Wheelan said the University remains fully accredited during its year of monitoring. The next step after the one-year review — which could include a sanction, another monitoring report or a full clearance — is contingent upon how successfully UNC implements the plan it presented, she said.
University spokeswoman Karen Moon said in an email that a number of offices on campus are already involved in handling the new supplementary courses, and an email address and phone number have been established specifically for organizing the courses.
But calls and emails made by The Daily Tar Heel to both inquiry lines went unanswered.
Dee Reid, director of communications for the College of Arts and Sciences, and Chris Derickson, assistant provost and University registrar, both said the best information available at this point is that on the University’s website — the same proposals that were submitted to the accrediting agency.

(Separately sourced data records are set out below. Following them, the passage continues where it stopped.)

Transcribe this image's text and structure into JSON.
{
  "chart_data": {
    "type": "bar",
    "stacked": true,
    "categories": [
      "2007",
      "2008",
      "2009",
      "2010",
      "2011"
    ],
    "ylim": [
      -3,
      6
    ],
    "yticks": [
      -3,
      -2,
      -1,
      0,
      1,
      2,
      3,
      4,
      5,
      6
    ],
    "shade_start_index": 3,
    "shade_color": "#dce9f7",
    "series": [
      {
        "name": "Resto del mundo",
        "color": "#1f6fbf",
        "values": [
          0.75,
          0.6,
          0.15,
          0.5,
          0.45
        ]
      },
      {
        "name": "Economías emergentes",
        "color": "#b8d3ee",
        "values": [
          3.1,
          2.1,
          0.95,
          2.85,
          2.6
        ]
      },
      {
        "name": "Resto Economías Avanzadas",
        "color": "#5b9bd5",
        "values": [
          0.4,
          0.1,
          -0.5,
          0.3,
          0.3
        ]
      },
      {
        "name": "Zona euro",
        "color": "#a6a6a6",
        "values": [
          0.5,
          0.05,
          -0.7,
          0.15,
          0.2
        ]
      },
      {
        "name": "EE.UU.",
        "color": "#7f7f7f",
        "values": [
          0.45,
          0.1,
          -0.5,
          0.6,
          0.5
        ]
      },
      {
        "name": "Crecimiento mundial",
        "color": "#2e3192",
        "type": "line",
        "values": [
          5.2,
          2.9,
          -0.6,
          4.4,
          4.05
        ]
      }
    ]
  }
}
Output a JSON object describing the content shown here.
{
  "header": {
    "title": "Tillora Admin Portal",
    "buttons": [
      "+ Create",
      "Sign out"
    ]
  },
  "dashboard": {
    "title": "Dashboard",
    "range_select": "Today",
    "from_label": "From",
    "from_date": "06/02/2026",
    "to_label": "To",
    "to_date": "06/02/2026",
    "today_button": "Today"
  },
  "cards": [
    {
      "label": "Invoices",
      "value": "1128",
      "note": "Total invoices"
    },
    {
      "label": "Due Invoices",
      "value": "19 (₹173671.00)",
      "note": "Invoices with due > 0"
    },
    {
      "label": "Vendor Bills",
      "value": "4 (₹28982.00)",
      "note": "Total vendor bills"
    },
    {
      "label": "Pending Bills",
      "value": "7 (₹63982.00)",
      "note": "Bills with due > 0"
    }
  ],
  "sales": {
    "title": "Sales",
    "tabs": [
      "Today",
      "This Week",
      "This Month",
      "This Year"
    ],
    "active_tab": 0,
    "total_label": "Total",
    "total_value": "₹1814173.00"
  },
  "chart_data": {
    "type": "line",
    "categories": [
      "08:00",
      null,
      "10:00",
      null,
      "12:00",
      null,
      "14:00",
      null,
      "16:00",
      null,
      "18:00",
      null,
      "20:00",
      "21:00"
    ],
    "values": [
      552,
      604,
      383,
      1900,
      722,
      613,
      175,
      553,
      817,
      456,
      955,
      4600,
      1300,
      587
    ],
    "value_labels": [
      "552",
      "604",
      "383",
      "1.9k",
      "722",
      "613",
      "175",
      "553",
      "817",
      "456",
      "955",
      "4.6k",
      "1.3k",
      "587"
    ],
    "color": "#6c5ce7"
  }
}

The Department of African and Afro-American Studies did not respond to multiple requests for comment.
According to University documents, 304 alumni who received academic credit for “Type 1” courses — those which either did not exist or the instructor denied teaching and signing the grade roll for — will be given the option of returning to UNC for one supplementary course at any time over the next five years.
University documents state it will cover the costs of tuition, course fees and textbooks for these courses without using any state funding. The total cost of the courses — which can be from any department of the student’s choosing — cannot be determined until the University knows how many students or alumni choose to enroll.
The plan also identifies an additional 46 current students who received credit for irregular courses and who now will be offered three options — taking an additional course, taking a challenge examination or providing past course work to a faculty committee for re-evaluation.
The students will have to pursue one of the options if they wish to pursue graduation, the plan states.
Outgoing Chancellor Holden Thorp said in February, when the University was first responding to the accrediting agency, that he wanted to consider various ways to make it up to students who enrolled in classes not up to University standards — which is where the supplementary classes come in.
Now, Thorp said he’s pleased with the agency’s decision because it shows the University met the desired conditions to maintain its accreditation.
“We understand what they’re expecting of us,” he said. “My successors will put that in the monitoring report that goes to (the agency) next summer, and I expect that to go smoothly.”
University Editor Jordan Bailey contributed reporting.